Technically speaking, a pipe is the orchestration of several modules, each module represents a step of processing data. An example Pipe is that of a harvester where data processing modules orchestrate to a chain, usually an importer, a transformer, and an exporter.

Pipe
A pipe is the chaining of data processing Pipe Segments. A pipe can be in two different states, definition and instance. Before a pipe can be executed, the definition needs to be "instantiated". Starting the pipe means passing an instance to the first segment.
Pipe Descriptor
JSON or YAML description of a Pipe.
Pipe Definition
The semantic content of a Pipe Descriptor. Usually, it contains some metadata about the Pipe and the chaining information of one or more Pipe Segments plus their configuration. It lacks the information about real connecting information, single execution information and usually any payload.
Pipe Instance
To execute a Pipe, the Pipe Definition must be instantiated to a pipe instance. Technically speaking, an instance is the Pipe Definition, applied for real addresses of segment implementations (Pipe Modules), execution information like run id and start time, an optional Pipe Payload, and optionally run specific segment configurations. You can then use the instance to start the pipe by passing it to the first segment.
Pipe Segment
A description of a single module, program or entity that is able to be part of a Pipe.
Pipe Payload
Data embedded in a Pipe Instance.
Pipe Module
An entity that implements a Pipe Segment.
Pipe Run
The execution of the Pipe. To start a run pass a Pipe Instance to the first Pipe Module.

In other words, a pipe must first be defined, then instantiated and finally this instance can be started.
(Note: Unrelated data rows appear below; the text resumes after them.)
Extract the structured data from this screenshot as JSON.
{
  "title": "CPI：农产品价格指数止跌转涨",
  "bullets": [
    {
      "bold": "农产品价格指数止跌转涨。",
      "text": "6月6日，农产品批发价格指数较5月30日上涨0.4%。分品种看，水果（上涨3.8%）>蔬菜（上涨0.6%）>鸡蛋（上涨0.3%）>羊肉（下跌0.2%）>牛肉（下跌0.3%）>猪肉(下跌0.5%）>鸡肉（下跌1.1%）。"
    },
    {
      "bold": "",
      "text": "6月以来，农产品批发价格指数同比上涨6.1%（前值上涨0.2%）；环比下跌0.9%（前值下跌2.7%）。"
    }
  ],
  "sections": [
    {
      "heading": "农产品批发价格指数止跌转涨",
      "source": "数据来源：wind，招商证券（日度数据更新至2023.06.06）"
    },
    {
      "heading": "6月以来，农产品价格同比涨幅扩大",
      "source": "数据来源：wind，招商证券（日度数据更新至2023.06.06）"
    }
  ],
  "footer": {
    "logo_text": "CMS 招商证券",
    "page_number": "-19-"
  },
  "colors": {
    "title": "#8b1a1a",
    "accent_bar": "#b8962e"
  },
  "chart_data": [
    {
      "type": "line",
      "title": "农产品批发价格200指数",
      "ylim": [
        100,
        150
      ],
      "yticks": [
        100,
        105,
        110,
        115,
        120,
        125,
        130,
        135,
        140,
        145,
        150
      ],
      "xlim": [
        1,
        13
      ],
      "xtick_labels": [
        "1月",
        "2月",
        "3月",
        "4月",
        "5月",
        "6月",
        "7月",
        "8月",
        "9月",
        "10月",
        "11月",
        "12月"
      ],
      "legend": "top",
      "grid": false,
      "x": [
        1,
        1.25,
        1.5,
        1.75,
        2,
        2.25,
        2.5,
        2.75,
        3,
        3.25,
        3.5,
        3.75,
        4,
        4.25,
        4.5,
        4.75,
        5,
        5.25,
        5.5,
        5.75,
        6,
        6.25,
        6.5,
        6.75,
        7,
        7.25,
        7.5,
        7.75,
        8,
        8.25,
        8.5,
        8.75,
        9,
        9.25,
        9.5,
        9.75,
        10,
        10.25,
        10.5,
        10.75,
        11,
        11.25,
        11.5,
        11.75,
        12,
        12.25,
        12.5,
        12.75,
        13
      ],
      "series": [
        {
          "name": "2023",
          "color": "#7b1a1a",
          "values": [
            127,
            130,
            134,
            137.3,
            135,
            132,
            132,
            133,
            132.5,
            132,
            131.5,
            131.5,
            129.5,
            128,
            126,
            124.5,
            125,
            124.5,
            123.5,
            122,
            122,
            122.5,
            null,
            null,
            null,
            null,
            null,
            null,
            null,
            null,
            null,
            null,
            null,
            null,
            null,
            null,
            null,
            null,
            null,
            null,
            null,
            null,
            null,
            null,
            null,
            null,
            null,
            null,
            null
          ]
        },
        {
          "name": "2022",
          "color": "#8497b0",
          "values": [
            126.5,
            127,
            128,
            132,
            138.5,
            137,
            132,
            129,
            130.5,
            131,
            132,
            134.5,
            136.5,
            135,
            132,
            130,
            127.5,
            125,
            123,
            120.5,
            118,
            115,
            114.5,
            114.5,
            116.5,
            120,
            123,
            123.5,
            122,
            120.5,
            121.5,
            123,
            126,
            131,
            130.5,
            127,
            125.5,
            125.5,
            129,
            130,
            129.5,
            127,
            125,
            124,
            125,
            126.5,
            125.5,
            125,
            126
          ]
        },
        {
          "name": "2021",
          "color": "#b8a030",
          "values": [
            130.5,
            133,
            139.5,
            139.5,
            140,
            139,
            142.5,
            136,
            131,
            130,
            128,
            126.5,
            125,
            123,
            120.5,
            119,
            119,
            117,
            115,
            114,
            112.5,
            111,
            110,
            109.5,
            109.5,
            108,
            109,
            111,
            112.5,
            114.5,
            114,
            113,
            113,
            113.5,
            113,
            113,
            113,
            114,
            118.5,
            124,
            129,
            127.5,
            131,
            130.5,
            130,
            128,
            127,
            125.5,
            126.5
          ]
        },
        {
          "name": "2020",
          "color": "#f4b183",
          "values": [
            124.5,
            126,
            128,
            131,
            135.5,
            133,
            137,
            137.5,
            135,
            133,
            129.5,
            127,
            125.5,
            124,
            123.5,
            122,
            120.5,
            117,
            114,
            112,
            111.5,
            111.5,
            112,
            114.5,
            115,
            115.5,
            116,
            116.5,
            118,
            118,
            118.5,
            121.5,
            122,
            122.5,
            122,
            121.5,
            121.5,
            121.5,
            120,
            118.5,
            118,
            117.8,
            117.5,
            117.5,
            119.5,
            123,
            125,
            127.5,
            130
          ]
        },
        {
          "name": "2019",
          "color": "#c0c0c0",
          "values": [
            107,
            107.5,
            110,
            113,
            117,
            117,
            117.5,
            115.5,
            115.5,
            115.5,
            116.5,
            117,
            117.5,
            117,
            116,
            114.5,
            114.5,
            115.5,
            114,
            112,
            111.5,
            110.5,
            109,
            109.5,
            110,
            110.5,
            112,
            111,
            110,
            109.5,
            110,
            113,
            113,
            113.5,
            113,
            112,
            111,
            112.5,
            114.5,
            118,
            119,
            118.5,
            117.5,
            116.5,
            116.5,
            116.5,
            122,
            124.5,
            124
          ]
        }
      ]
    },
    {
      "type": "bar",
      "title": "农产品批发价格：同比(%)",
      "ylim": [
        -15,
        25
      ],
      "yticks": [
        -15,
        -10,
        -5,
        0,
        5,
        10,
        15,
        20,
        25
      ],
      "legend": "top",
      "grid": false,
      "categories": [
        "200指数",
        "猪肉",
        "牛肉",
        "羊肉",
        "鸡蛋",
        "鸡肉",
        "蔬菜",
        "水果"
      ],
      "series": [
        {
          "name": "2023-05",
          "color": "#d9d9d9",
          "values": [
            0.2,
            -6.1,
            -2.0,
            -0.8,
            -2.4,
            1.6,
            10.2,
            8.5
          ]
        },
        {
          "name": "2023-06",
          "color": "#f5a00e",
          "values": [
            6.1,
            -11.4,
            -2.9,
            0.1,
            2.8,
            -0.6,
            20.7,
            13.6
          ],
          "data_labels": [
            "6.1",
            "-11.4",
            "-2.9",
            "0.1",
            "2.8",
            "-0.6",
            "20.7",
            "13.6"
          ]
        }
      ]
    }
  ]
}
Let's have a look on a minimal pipe definition. To define a pipe we use the pipe descriptor, either in JSON format or more user-friendly, in YAML format.

Minimum Pipe Definition

{
  "header": {
    "name": "minimum-pipe",
    "version": "2.0.0",
    "transport": "payload"
  },
  "body": {
    "segments": [
      {
        "header": {
          "name": "one-and-only",
          "segmentNumber": 1
        },
        "body": {
        }
      }
    ]
  }
}
header:
  name: minimum-pipe
  version: '2.0.0'
  transport: payload
body:
  segments:
    - header:
        name: one-and-only
        segmentNumber: 1
      body: {}

A corresponding pipe instance.

An example Pipe Instance

{
  "header": {
    "id": "1b1adbac-3867-4704-bd8d-9ade20d1f24b"
    "name": "minimum-pipe",
    "version": "2.0.0",
    "transport": "payload",
    "startTime": "2020-06-29T12:30:00Z"
  },
  "body": {
    "segments": [
      {
        "header": {
          "name": "one-and-only",
          "segmentNumber": 1,
          "processed": false
        },
        "body": {
          "endpoint": {
            "address": "http://example.com:8080/pipe"
          }
        }
      }
    ]
  }
}
header:
  id: 1b1adbac-3867-4704-bd8d-9ade20d1f24b
  name: minimum-pipe
  version: '2.0.0'
  transport: payload
  startTime: 2020-06-29T12:30:00Z
body:
  segments:
    - header:
        name: one-and-only
        segmentNumber: 1
        processed: false
      body:
        endpoint:
          address: http://example.com:8080/pipe

Installation#

A minimum Consus installation consists of following parts:

  1. At least one Pipe Module
  2. The Scheduler
  3. At least one Pipe Descriptor

Optionally, you can connect the modules to a ElasticStack instance for monitoring purposes and for a convenient frontend the piveau-consus-monitoring-ui component.

Pipe Modules#

Importer
piveau-consus-importing-rdf Import metadata from an RDF source
piveau-consus-importing-ckan Import metadata from ckan
piveau-consus-importing-oaipmh Import metadata via OAI-PMH protocol
piveau-consus-importing-sparql Import metadata from a SPARQL endpoint
piveau-consus-importing-socrata Import metadata from Socrata
piveau-consus-importing-udata Import metadata from uData
Transformer
piveau-consus-transforming-js Transforming data or metadata with JavaScript
piveau-consus-transforming-xslt Transforming data or metadata with XSLT
Exporter
piveau-consus-exporting-hub Export metadata to the piveau hub

The Scheduler#

Providing a Pipe#

Pipe definitions can be provided in two ways. Either from a git repository or from a file system.